Influence of hyperthyroidism on the effect of adenosine transport blockade assessed by a novel method in guinea pig atria.

The aim of the present study was to investigate the effect of hyperthyroidism on the trans-sarcolemmal adenosine (Ado) flux via equilibrative and nitrobenzylthioinosine (NBTI)-sensitive nucleoside transporters (ENT1) in guinea pig atria, by assessing the change in the Ado concentration of the interstitial fluid ([Ado]ISF) under nucleoside transport blockade with NBTI. For the assessment, we applied our novel method, which estimates the change in [Ado]ISF utilizing the altered inotropic response to N6-cyclopentyladenosine (CPA), a relative stable selective agonist of A1 Ado receptors, by providing a relative index, the equivalent concentration of CPA. Our results show an interstitial Ado accumulation upon ENT1 blockade, which was more extensive in the hyperthyroid samples (CPA concentrations equieffective with the surplus [Ado]ISF were two to three times higher in hyperthyroid atria than in euthyroid ones, with regard to the negative inotropic effect of CPA and Ado). This suggests an enhanced Ado influx via ENT1 in hyperthyroid atria. It is concluded that hyperthyroidism does not alter the prevailing direction of the Ado transport, moreover intensifies the Ado influx in the guinea pig atrium.

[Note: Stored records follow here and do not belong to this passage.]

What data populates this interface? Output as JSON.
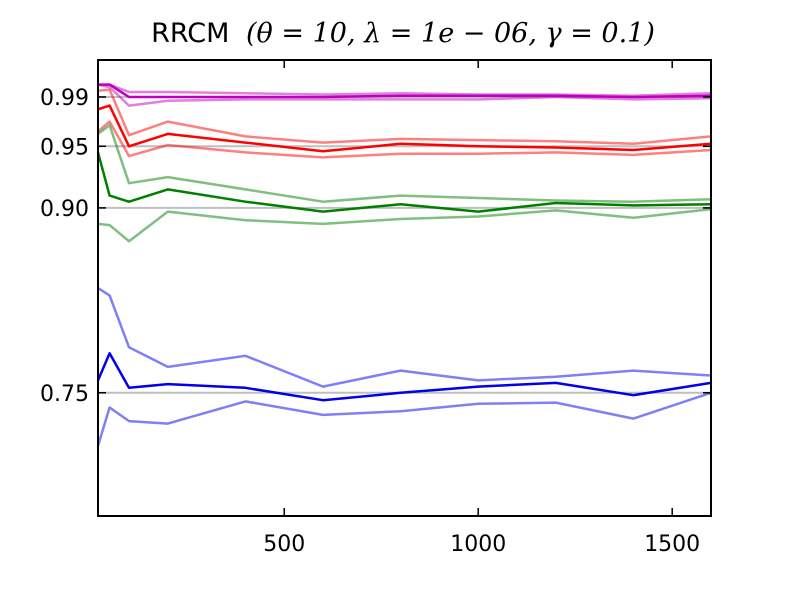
{
  "chart_data": {
    "type": "line",
    "title": "RRCM",
    "title_params": "(θ = 10, λ = 1e − 06, γ = 0.1)",
    "xlabel": "",
    "ylabel": "",
    "xlim": [
      20,
      1600
    ],
    "ylim": [
      0.65,
      1.02
    ],
    "x_ticks": [
      500,
      1000,
      1500
    ],
    "x_tick_labels": [
      "500",
      "1000",
      "1500"
    ],
    "y_ticks": [
      0.75,
      0.9,
      0.95,
      0.99
    ],
    "y_tick_labels": [
      "0.75",
      "0.90",
      "0.95",
      "0.99"
    ],
    "grid": false,
    "reference_lines": [
      0.75,
      0.9,
      0.95,
      0.99
    ],
    "reference_color": "#bfbfbf",
    "x": [
      20,
      50,
      100,
      200,
      400,
      600,
      800,
      1000,
      1200,
      1400,
      1600
    ],
    "series": [
      {
        "role": "mean",
        "color": "#bf00bf",
        "opacity": 1.0,
        "values": [
          1.0,
          1.0,
          0.99,
          0.99,
          0.99,
          0.99,
          0.991,
          0.991,
          0.991,
          0.99,
          0.991
        ]
      },
      {
        "role": "upper",
        "color": "#bf00bf",
        "opacity": 0.5,
        "values": [
          1.0,
          1.0,
          0.994,
          0.994,
          0.993,
          0.992,
          0.993,
          0.992,
          0.992,
          0.991,
          0.993
        ]
      },
      {
        "role": "lower",
        "color": "#bf00bf",
        "opacity": 0.5,
        "values": [
          1.0,
          0.998,
          0.983,
          0.987,
          0.988,
          0.988,
          0.988,
          0.988,
          0.99,
          0.988,
          0.989
        ]
      },
      {
        "role": "mean",
        "color": "#ff0000",
        "opacity": 1.0,
        "values": [
          0.98,
          0.983,
          0.95,
          0.96,
          0.953,
          0.946,
          0.952,
          0.95,
          0.949,
          0.947,
          0.952
        ]
      },
      {
        "role": "upper",
        "color": "#ff0000",
        "opacity": 0.5,
        "values": [
          0.995,
          0.996,
          0.959,
          0.97,
          0.958,
          0.953,
          0.956,
          0.955,
          0.954,
          0.952,
          0.958
        ]
      },
      {
        "role": "lower",
        "color": "#ff0000",
        "opacity": 0.5,
        "values": [
          0.962,
          0.97,
          0.942,
          0.951,
          0.945,
          0.941,
          0.944,
          0.944,
          0.945,
          0.943,
          0.947
        ]
      },
      {
        "role": "mean",
        "color": "#008000",
        "opacity": 1.0,
        "values": [
          0.945,
          0.91,
          0.905,
          0.915,
          0.905,
          0.897,
          0.903,
          0.897,
          0.904,
          0.902,
          0.903
        ]
      },
      {
        "role": "upper",
        "color": "#008000",
        "opacity": 0.5,
        "values": [
          0.96,
          0.967,
          0.92,
          0.925,
          0.915,
          0.905,
          0.91,
          0.908,
          0.906,
          0.905,
          0.907
        ]
      },
      {
        "role": "lower",
        "color": "#008000",
        "opacity": 0.5,
        "values": [
          0.887,
          0.886,
          0.873,
          0.897,
          0.89,
          0.887,
          0.891,
          0.893,
          0.898,
          0.892,
          0.899
        ]
      },
      {
        "role": "mean",
        "color": "#0000ee",
        "opacity": 1.0,
        "values": [
          0.76,
          0.782,
          0.754,
          0.757,
          0.754,
          0.744,
          0.75,
          0.755,
          0.758,
          0.748,
          0.758
        ]
      },
      {
        "role": "upper",
        "color": "#0000ee",
        "opacity": 0.5,
        "values": [
          0.835,
          0.829,
          0.787,
          0.771,
          0.78,
          0.755,
          0.768,
          0.76,
          0.763,
          0.768,
          0.764
        ]
      },
      {
        "role": "lower",
        "color": "#0000ee",
        "opacity": 0.5,
        "values": [
          0.707,
          0.738,
          0.727,
          0.725,
          0.743,
          0.732,
          0.735,
          0.741,
          0.742,
          0.729,
          0.75
        ]
      }
    ]
  }
}
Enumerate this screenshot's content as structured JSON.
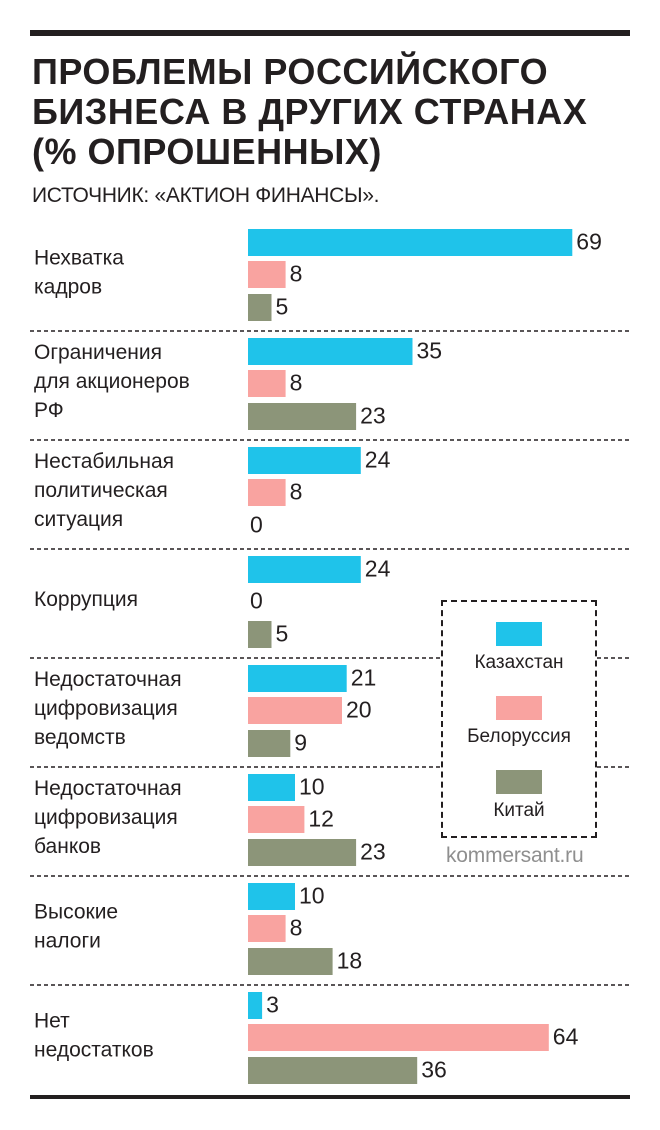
{
  "header": {
    "title_lines": [
      "ПРОБЛЕМЫ РОССИЙСКОГО",
      "БИЗНЕСА В ДРУГИХ СТРАНАХ",
      "(% ОПРОШЕННЫХ)"
    ],
    "source": "ИСТОЧНИК: «АКТИОН ФИНАНСЫ»."
  },
  "watermark": "kommersant.ru",
  "chart_data": {
    "type": "bar",
    "orientation": "horizontal",
    "title": "ПРОБЛЕМЫ РОССИЙСКОГО БИЗНЕСА В ДРУГИХ СТРАНАХ (% ОПРОШЕННЫХ)",
    "categories": [
      [
        "Нехватка",
        "кадров"
      ],
      [
        "Ограничения",
        "для акционеров",
        "РФ"
      ],
      [
        "Нестабильная",
        "политическая",
        "ситуация"
      ],
      [
        "Коррупция"
      ],
      [
        "Недостаточная",
        "цифровизация",
        "ведомств"
      ],
      [
        "Недостаточная",
        "цифровизация",
        "банков"
      ],
      [
        "Высокие",
        "налоги"
      ],
      [
        "Нет",
        "недостатков"
      ]
    ],
    "series": [
      {
        "name": "Казахстан",
        "color": "#1fc3ea",
        "values": [
          69,
          35,
          24,
          24,
          21,
          10,
          10,
          3
        ]
      },
      {
        "name": "Белоруссия",
        "color": "#f9a3a0",
        "values": [
          8,
          8,
          8,
          0,
          20,
          12,
          8,
          64
        ]
      },
      {
        "name": "Китай",
        "color": "#8c9579",
        "values": [
          5,
          23,
          0,
          5,
          9,
          23,
          18,
          36
        ]
      }
    ],
    "xlim": [
      0,
      69
    ],
    "legend_placement": "right",
    "grid": false
  }
}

Effect of nucleoside transport blockade on the interstitial adenosine level characterized by a novel method in guinea pig atria.

Several accepted methods are available to estimate the adenosine (Ado) concentration of interstitial fluid ([Ado]ISF) in functioning heart, providing results spanning over nano- to micromolar concentrations. This extremely large range points to the necessity of novel approaches for estimating [Ado]ISF or at least the alteration from basal [Ado]ISF. In the present study, the change in [Ado]ISF was characterized following nucleoside transport (NT) blockade elicited by 10 micromol/L dipyridamole or 10 micromol/L nitrobenzylthioinosine in isolated guinea pig atria, by means of our novel procedure referred to as receptorial responsiveness method (RRM). The RRM provided an index of the change in [Ado]ISF under NT blockade, namely the concentration of N-cyclopentyladenosine (CPA; a relatively stable A1 Ado receptor agonist), which is equieffective with the change in [Ado]ISF regarding the contractility. Our results show that dipyridamole or nitrobenzylthioinosine produced an elevation in [Ado]ISF at the cardiomyocyte A1 Ado receptors equivalent to about 16 or 20 nmol/l CPA, respectively. In addition, nitrobenzylthioinosine was found more appropriate for selective NT blockade than dipyridamole.